Madame Natasha nodded solemnly and began laying the cards out on the table. "I don't see a woman in your near future."

"Really?"

Madame pointed to a card on the right of the pattern he had laid out. "No. You see the position of this card? This card rules your relationships."

"It says 'Death. »

"That does not necessarily mean physical death. The Death card can be a card of renewal, signifying a change. I would say that you recently broke up with someone."

"Nope," Tommy said. He stared at the stylized picture of the skeleton with the scythe. It seemed to be laughing at him.

"Let's try again," Madame Natasha said. He gathered the cards, shuffled them, and began laying them out again.

Tommy watched the spot where his relationship card would fall. Madame paused, then turned the card.

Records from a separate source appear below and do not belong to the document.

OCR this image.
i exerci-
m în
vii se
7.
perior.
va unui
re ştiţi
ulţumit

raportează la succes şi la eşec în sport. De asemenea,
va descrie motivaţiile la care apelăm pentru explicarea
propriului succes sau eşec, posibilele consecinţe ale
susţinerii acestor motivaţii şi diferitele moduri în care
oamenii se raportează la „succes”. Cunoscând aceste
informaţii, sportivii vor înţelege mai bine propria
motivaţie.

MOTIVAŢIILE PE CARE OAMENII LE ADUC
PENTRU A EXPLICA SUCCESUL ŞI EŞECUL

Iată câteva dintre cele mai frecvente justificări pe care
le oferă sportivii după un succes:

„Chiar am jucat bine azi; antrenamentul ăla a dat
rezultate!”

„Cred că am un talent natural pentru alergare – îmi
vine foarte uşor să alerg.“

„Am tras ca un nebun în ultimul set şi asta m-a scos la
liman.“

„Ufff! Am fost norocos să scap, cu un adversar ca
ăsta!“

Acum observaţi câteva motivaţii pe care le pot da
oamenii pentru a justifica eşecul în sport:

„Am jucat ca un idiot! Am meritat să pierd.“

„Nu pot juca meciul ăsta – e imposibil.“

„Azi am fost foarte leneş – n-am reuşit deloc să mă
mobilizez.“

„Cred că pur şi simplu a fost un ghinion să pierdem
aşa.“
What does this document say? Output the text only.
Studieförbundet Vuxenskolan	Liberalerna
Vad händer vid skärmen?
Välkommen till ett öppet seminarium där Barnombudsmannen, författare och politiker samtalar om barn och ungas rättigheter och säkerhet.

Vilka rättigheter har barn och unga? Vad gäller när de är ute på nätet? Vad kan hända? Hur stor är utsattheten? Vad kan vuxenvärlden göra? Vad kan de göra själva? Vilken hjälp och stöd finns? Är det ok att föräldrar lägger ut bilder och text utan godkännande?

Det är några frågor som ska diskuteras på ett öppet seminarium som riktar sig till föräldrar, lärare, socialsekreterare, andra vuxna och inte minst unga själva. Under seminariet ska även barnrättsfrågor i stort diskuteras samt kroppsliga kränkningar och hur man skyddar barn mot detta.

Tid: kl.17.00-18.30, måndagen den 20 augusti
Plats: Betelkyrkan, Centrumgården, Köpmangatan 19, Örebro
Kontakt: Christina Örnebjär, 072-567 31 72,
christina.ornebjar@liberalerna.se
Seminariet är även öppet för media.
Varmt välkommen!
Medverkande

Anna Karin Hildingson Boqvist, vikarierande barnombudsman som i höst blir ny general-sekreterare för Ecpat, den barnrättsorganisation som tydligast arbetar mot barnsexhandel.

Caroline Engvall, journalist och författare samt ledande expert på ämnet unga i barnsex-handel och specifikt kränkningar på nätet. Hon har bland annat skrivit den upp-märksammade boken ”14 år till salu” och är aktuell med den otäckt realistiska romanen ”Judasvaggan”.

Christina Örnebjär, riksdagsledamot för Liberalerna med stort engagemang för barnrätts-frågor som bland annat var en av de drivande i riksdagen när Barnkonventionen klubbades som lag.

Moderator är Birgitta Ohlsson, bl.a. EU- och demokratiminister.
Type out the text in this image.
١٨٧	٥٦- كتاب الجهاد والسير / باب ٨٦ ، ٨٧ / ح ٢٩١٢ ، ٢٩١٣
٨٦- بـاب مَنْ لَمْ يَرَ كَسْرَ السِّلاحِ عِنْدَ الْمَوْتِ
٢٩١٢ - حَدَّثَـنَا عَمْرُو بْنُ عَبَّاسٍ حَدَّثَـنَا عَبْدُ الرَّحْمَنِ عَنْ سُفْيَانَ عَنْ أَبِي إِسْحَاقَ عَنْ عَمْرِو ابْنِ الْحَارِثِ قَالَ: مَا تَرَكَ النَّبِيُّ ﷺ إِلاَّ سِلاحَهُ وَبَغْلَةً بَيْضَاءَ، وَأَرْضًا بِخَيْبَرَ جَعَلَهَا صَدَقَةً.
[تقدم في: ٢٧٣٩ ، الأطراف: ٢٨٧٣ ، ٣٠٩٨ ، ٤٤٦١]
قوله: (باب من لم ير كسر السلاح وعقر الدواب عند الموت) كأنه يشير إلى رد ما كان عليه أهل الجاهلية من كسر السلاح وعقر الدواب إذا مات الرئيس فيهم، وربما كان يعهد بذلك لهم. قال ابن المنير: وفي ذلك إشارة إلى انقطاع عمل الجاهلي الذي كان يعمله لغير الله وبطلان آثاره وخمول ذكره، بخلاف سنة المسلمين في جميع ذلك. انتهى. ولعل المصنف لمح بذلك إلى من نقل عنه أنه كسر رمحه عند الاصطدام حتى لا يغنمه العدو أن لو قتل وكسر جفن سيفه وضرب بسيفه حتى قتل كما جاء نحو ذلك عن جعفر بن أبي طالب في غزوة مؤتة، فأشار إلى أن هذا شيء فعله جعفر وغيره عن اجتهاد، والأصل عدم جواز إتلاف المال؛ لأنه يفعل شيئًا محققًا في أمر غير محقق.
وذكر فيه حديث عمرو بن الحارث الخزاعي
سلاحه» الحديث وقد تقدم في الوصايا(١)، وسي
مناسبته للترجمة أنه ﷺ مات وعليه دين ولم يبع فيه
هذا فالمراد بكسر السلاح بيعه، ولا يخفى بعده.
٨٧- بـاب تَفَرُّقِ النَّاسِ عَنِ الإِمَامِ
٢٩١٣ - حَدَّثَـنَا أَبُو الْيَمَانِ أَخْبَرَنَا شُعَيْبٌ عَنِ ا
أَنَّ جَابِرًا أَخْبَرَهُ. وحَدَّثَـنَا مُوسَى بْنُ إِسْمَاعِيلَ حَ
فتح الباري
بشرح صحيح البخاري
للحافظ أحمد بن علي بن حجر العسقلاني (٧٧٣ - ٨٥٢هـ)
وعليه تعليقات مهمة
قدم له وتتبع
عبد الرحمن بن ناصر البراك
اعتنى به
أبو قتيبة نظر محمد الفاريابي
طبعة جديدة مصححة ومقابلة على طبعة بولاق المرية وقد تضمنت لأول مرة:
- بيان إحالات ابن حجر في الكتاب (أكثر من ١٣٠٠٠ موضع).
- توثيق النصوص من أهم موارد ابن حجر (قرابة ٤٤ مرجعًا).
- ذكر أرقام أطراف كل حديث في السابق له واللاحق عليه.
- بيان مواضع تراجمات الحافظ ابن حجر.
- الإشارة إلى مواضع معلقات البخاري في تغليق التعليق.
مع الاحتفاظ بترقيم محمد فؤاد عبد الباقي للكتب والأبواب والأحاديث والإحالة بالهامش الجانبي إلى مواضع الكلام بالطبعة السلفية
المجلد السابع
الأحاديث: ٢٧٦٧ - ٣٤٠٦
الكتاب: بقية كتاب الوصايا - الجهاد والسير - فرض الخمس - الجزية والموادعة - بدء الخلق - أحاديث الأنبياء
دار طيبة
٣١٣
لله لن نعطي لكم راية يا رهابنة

Death.

"Well, well, what a co-in-kee-dink," Madame Natasha said.

"Try again," Tommy said.

Again Madame shuffled, and again, when he laid down the relationship card, it was Death.

"What does it mean?" Tommy asked.

"It could mean a lot of things, depending on your other suits." Madame waved to the other cards in the pattern.

"Then what does it mean with the other cards?"

"Honestly?"

"Of course. I want to know."

"You're fucked."

"What?"

"As far as relationships?"

"Yes."

"You're fucked."

"What about my writing career?"

Madame Natasha consulted the cards again, then, without looking up, said, "Fucked."

"I am not. I'm not fucked."

"Yep. Fucked. It's in the cards. Sorry."

"I don't believe in this stuff," Tommy said.

"Nevertheless," Madame Natasha said.

Tommy stood up. "I have to go find an apartment."

"Do you want to consult the cards about your new home?"

"No. I don't believe the cards."

"I could read your palm."

"Will it cost extra?"

"No, it's included."

"Okay." Tommy held out his hand and Madame Natasha cradled it delicately. Tommy looked around to see if anyone was looking, tapped his foot as if he was in a hurry.

"Goodness, you masturbate a lot, don't you?"

A guy at a nearby table spit coffee all over his paperback Sartre and looked over.

Tommy pulled his hand away. "No!"

"Now, now, don't lie. Madame Natasha knows."

"What's that got to do with an apartment?"

"Just checking my accuracy. It's like zeroing out a polygraph."

"Not a lot," Tommy said.

"Then I'll have to adjust my reading. I would have rated you a wankmaster of the first degree. It's nothing to be ashamed of. Considering your relationship card, I'd say it's your only option."

"Well, you're wrong."

"As you wish. Let me see your palm again."

Tommy surrendered his palm reluctantly.

"Oh, good news at last," Madame Natasha said. "You will find an apartment."

"Good," Tommy said, pulling his hand back again. "I've got to go."

"Don't you want to know about the rats?"